The role of the M. bovis Bacillus Calmette-Guérin (BCG) vaccine in NTM therapy remains under investigation, aiming to establish long-lived memory T cells. Before modern HIV treatments, disseminated infections from NTM, especially M. avium complex, were more frequent, highlighting the role of CD4+ T cells in defending against mycobacterial infections (Verma et al. 2020). In studies on immunocompromised mice, the BCG vaccine reduced the bacterial burden in the lungs and spleen. DNA plasmids and recombinant BCG vaccines encoding specific mycobacterial genes have shown promising effects against M. avium (Orujyan et al. 2022). Abate et al. (2019) demonstrated that BCG immunization induces cross-reactive T cells inhibiting intracellular replication of M. avium and M. abscessus, increasing IL-17 and IFN-γ production. However, a study with 1000 participants at Seoul National University Hospital found that BCG was not protective against NTM-PD progression (Kwak et al. 2022). This might be influenced by the number of BCG doses. In most countries, only one dose is given shortly after birth, or revaccination is carried out at a later age, as was the case in South Korea, Singapore, Taiwan, and Malaysia; however, these countries withdrew from this practice now (Tam and Leung 2000).

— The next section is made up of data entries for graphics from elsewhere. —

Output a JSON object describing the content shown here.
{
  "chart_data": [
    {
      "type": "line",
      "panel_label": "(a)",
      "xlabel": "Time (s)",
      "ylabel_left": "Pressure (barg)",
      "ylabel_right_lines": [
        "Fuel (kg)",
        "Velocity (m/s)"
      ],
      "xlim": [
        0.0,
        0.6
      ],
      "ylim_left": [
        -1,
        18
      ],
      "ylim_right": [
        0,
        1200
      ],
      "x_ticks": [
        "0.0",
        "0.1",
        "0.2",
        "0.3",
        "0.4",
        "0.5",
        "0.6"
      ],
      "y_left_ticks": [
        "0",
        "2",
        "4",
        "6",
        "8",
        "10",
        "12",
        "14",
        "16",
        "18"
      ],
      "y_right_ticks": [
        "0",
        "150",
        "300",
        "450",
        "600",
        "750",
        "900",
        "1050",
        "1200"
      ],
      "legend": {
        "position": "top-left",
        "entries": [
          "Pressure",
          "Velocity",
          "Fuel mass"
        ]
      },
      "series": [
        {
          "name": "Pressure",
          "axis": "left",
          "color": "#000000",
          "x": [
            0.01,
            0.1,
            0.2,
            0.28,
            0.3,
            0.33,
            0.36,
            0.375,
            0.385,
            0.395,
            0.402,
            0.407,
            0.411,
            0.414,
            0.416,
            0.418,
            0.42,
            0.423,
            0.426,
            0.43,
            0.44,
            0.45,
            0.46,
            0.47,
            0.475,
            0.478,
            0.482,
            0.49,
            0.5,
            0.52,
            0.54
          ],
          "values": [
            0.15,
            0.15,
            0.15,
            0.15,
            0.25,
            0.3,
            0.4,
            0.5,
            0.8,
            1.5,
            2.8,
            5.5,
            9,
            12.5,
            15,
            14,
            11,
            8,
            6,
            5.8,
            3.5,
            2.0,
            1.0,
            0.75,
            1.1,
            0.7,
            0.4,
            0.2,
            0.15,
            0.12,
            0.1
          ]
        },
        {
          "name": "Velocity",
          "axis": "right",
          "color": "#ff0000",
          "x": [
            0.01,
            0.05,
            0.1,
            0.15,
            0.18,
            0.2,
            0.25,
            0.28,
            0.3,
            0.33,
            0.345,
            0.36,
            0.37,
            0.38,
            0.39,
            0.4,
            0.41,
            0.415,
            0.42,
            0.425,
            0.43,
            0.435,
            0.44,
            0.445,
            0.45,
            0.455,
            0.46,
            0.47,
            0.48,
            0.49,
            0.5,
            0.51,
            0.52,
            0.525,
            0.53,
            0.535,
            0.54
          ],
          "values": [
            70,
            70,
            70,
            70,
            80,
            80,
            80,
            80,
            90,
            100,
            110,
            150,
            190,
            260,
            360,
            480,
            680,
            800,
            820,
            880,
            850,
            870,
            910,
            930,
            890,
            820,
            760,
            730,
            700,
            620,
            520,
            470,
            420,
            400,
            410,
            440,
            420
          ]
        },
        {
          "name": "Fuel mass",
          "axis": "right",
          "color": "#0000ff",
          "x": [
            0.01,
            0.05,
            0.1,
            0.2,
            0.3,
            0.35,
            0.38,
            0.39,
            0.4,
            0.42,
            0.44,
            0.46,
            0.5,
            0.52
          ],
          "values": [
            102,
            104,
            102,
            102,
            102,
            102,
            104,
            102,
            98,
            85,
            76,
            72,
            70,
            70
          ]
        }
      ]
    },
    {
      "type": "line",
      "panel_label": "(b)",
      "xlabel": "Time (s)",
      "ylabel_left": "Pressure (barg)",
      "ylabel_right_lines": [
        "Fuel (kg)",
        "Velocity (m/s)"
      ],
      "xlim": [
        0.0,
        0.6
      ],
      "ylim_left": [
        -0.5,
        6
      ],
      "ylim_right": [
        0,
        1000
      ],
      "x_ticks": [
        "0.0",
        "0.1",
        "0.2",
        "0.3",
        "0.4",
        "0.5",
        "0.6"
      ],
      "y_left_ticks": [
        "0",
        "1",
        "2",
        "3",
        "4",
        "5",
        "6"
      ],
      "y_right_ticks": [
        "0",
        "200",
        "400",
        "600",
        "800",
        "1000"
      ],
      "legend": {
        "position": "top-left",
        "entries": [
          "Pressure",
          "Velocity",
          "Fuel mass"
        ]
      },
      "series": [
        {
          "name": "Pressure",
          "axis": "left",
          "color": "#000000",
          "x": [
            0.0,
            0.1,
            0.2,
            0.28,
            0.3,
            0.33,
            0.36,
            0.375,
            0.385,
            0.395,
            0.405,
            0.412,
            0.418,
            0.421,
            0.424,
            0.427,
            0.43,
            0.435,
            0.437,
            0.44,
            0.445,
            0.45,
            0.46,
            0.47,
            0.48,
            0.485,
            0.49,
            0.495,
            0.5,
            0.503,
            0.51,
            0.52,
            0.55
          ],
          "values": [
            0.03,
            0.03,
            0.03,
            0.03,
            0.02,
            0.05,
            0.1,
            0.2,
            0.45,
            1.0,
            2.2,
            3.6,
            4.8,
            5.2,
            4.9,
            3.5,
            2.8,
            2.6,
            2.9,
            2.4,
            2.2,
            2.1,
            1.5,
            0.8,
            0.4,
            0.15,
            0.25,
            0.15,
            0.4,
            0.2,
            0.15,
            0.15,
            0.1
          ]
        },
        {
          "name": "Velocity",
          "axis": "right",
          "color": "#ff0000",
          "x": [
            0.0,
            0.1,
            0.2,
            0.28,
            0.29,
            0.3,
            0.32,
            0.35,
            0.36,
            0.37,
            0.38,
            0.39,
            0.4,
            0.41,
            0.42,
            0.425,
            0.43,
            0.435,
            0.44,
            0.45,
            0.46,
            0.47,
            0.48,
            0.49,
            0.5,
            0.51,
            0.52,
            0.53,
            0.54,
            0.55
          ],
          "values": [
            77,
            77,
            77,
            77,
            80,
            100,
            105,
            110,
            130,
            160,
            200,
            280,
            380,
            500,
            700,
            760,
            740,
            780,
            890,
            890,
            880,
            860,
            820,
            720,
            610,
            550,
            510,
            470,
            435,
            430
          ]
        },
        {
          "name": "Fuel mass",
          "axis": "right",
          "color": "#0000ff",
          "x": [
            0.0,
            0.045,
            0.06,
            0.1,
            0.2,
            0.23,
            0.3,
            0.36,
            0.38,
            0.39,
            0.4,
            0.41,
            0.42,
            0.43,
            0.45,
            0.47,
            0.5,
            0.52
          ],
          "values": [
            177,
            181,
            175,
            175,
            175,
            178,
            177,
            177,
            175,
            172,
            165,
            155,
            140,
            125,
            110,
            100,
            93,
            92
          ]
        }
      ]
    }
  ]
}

Meanwhile, in Turkey, full immunization includes up to five doses: at birth, at 2 months after birth, at 6–7 years of age, at 11–12 years of age, and at 16–17 years of age (Verma et al. 2020). Further research is therefore necessary, both in vitro and cohort studies, which will improve our knowledge on how BCG vaccination affects NTM infections/outcome and the persistence of NTM in the human host.
Conclusions
The increasing prevalence of NTM infections requires a comprehensive understanding of their epidemiology, etiology, and clinical manifestations. Current diagnostic methods often fail to accurately identify NTM infections, delaying treatment and leading to poor outcomes. Thus, developing more sensitive and specific diagnostic tools is critical for early detection. Treating NTM infections also presents significant challenges. Current regimens, while sometimes effective, often fail and are associated with side effects. Drug resistance further threatens treatment efficacy, underscoring the urgent need for novel therapeutics that improve efficacy and reduce adverse effects. Future research should prioritize understanding NTM pathogenesis and drug resistance mechanisms and identifying new therapeutic targets.